Monday, May 23, 2016

When Church Doesn't Cut It For Me

I confess.  Church wasn't doing it for me yesterday.  The music wasn't doing it.  The sermon wasn't doing it.  The weather wasn't doing it.  I was irritable and edgy and unable to focus.  I really didn't want to be in church.

It happens.

Even to those of us who more or less like church.  Some days, the church isn't a building.  Some days, the church is a piece of paper and a thought.

So, I let my mind began to wander down paths of why church is important, thoughts about Christianity, why Saints matter (read www.lentmadness.org), and I started to write all over my bulletin.

It looks like this:

And this is what came out:

Christianity is a collective experience.  There is no one person that tells the story of God.  The story of God is told by tax collectors, prostitutes, the poor, kings, queens, doctors, soldiers, those that are ill and disabled.  Teachers tell the story and children tell the story.  All sorts of people tell the story of God.  We all have  a part in telling the story of God in our lives and the life of the world.  The Saints that have gone before us tell this story and lived out their faith through words and deeds.  They are so touched by grace that every step of their lives is a story about God.

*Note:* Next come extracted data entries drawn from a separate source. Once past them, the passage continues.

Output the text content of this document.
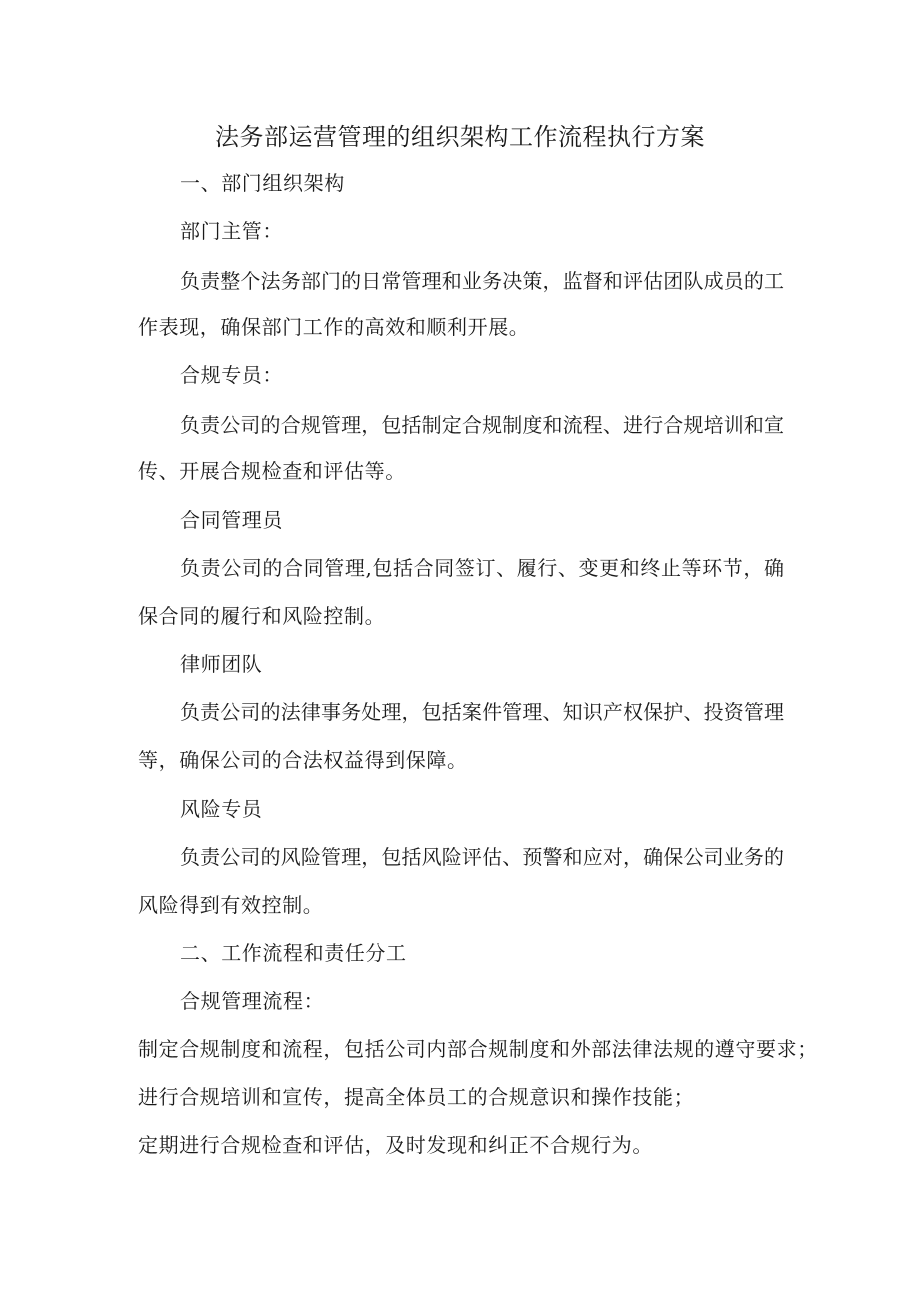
法务部运营管理的组织架构工作流程执行方案
一、部门组织架构
部门主管：
负责整个法务部门的日常管理和业务决策，监督和评估团队成员的工
作表现，确保部门工作的高效和顺利开展。
合规专员：
负责公司的合规管理，包括制定合规制度和流程、进行合规培训和宣
传、开展合规检查和评估等。
合同管理员
负责公司的合同管理,包括合同签订、履行、变更和终止等环节，确
保合同的履行和风险控制。
律师团队
负责公司的法律事务处理，包括案件管理、知识产权保护、投资管理
等，确保公司的合法权益得到保障。
风险专员
负责公司的风险管理，包括风险评估、预警和应对，确保公司业务的
风险得到有效控制。
二、工作流程和责任分工
合规管理流程：
制定合规制度和流程，包括公司内部合规制度和外部法律法规的遵守要求；
进行合规培训和宣传，提高全体员工的合规意识和操作技能；
定期进行合规检查和评估，及时发现和纠正不合规行为。
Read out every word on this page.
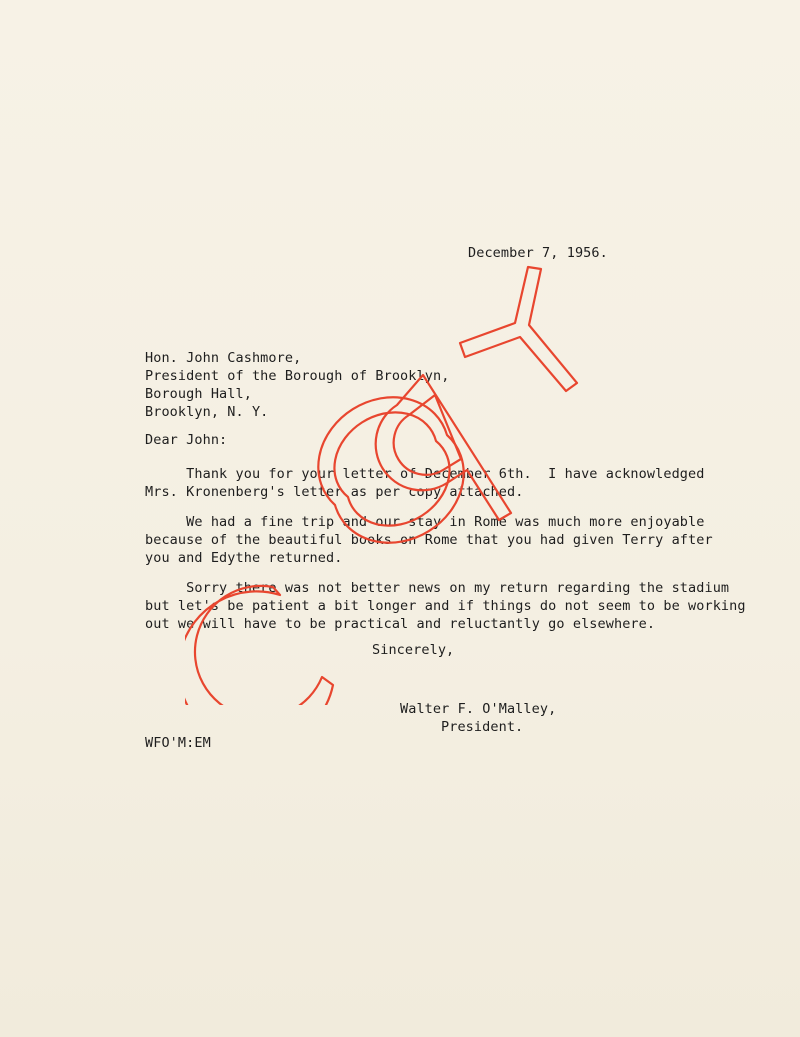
December 7, 1956.
Hon. John Cashmore,
President of the Borough of Brooklyn,
Borough Hall,
Brooklyn, N. Y.
Dear John:
Thank you for your letter of December 6th.  I have acknowledged
Mrs. Kronenberg's letter as per copy attached.
We had a fine trip and our stay in Rome was much more enjoyable
because of the beautiful books on Rome that you had given Terry after
you and Edythe returned.
Sorry there was not better news on my return regarding the stadium
but let's be patient a bit longer and if things do not seem to be working
out we will have to be practical and reluctantly go elsewhere.
Sincerely,
Walter F. O'Malley,
President.
WFO'M:EM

Each step, is a word in their story about God. Each step you take is a word in your own story about God.

We study the Saints to connect on a deep level with those that have gone before us.  They teach us about how God was a part of their lived experience of the gospel.   This lived experience brings the gospel to life in all times and places. This gospel is live and real today.  There are saints all around us living the story of God in real time.

When we study the saints that have gone before us, it connects us with the community of the company of heaven that sings of God's glory throughout all ages.  I believe in some sort of heaven.  I think there is more than this life. I deeply believe there is more to our story with God.  My voice aches to sing with the angels and arch-angels and all the company of heaven.  There is a hope for something more.

Enter the resurrection.

Studying the saints shows us the hope of the resurrection, the grace of God, the power of hope, and the mercy of love throughout the individual and collective trauma, tragedy, degradation, fear, and pain.  The disciples firmly believed that Jesus rose again on the third day.  They believed in the risen Christ.  There was a man that was raised from the lowest grave and from the most degrading death. Those that went before us tell us of the power of the resurrected Christ.

The gospel tells us how God's grace flowers in the lowliest of situations.  Maybe Jesus wasn't born in a physical manger, but perhaps this is a reference to grace in the lowliest of places.  Perhaps there wasn't a star, but rather it refers to the light of Jesus in the darkest hours, or the darkest of times.  Perhaps the miracles bore from a point of grace.  Perhaps with love and grace, there is more.  That all is possible.

What separates our belief in God as Christians, is the resurrection of Christ.  This belief is the promise that all things are made right in God.  This is a belief in grace, and hope, and love, and the power to transform.  The degradation, the pain, the suffering, the ills, the abuse, the anger...these things are all made right in God.  God made this right through Jesus.  God made is right through the lives of the saints.  God will make it right for you too.  You are part of this story of hope and grace.  Our study of the saints, and those that have gone before us as Christian witnesses, shows us how God made things right for people through the hope of the resurrection.  This is a story that has been told for ages.  This is your story.

Through God, all things are possible.  Through our collective experience of the Grace of God in our lives, we become a part of the community of saints that speaks a voice that witnesses to God's work in the world. Your voice belongs in this story.

Come, be a part of the story.  What would your voice say?